Filed under: Reflections of a Black Girl
A chunk of time had passed before I’d finally seized back my britches and come to my senses. A conversation with a close friend reminded me of how I tend to make things more serious than they truly are, and it’s not a secret to the world that I live with much heart. So when it comes to challenges and people (especially those in my immediate circle) I have a hard time not treating everything with care and concern. We all know that in itself can become life’s burden. My home girl really checked me and brought me back to soil…“Like for real – fix the problem because this is an essential element you’ll need, and stop believing you’re in control of what happens in your life.”
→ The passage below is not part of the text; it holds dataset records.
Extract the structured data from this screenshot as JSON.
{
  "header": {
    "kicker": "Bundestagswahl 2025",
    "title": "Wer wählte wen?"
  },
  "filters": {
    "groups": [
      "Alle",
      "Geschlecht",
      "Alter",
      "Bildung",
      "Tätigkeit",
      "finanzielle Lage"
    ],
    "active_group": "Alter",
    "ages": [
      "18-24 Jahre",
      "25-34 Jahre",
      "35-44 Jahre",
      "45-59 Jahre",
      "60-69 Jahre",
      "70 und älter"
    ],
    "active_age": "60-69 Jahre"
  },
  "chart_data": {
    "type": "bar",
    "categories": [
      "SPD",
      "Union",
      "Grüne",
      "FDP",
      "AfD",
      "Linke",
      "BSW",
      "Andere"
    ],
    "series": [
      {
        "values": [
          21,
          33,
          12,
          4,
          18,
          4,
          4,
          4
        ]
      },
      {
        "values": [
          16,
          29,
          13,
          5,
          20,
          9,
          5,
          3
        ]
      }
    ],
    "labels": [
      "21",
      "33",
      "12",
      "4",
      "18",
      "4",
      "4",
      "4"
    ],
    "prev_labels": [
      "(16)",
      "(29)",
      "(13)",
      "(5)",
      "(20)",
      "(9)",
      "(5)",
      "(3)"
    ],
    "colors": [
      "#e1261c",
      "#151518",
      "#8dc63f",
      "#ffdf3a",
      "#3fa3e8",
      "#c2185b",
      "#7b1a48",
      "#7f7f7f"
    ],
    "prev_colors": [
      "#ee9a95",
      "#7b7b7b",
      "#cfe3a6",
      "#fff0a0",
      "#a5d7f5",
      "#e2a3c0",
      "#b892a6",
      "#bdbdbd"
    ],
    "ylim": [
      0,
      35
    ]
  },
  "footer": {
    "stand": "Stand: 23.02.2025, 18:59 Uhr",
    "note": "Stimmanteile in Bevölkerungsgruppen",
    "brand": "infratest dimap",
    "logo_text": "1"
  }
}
So in my effort to let life be I had since left my water-filled prison, dressed and had begun the process of cleaning and re-arranging things around my room. I still hadn’t unpacked from my mini trip with *Chris the weekend before so tidying my space was definitely a must on the ‘to-do’. And as I sorted garments and put shoes away remembering the thoughts of my friend, the answer to that prayer I’d put in the air hours before descended upon my thoughts and blurted one word:
That was my issue and somewhere along the way I’d gotten so caught up in the world that I’d forgotten the importance of that lifeline and component. My belief in certain things had gradually chipped away, slowly willowing into a lump of nothingness that ultimately served no purpose. I’d in a sense allowed my freedom to be taken away by losing my Faith in what mattered THE MOST. I really had to check myself and understand that people panic because they do not believe. They don’t believe in themselves enough to trust that the unseen is far more powerful than what is seen. They don’t believe that heart-break could spell blessing, that circumstance can create opportunity, or that hardships build character. I’d essentially forgotten that adversity and challenge sharpen the mind, and without either I wouldn’t be where I am at this given moment. It’s easy to forget when you’re in the mix on your own and dealing with layers of life around you. Somewhere I’d gotten stuck in some kind of whacked out battleship that hovers fields of internalization and isolation.
I plucked my arm and vowed to begin the process of rebuilding my faith. Faith in my family, people, myself and most importantly the ONE that trumps them all. The bug out session may not be my last, but it’s definitely the last of its kind. Especially since I’ve been reminded that there is Freedom in my Faith.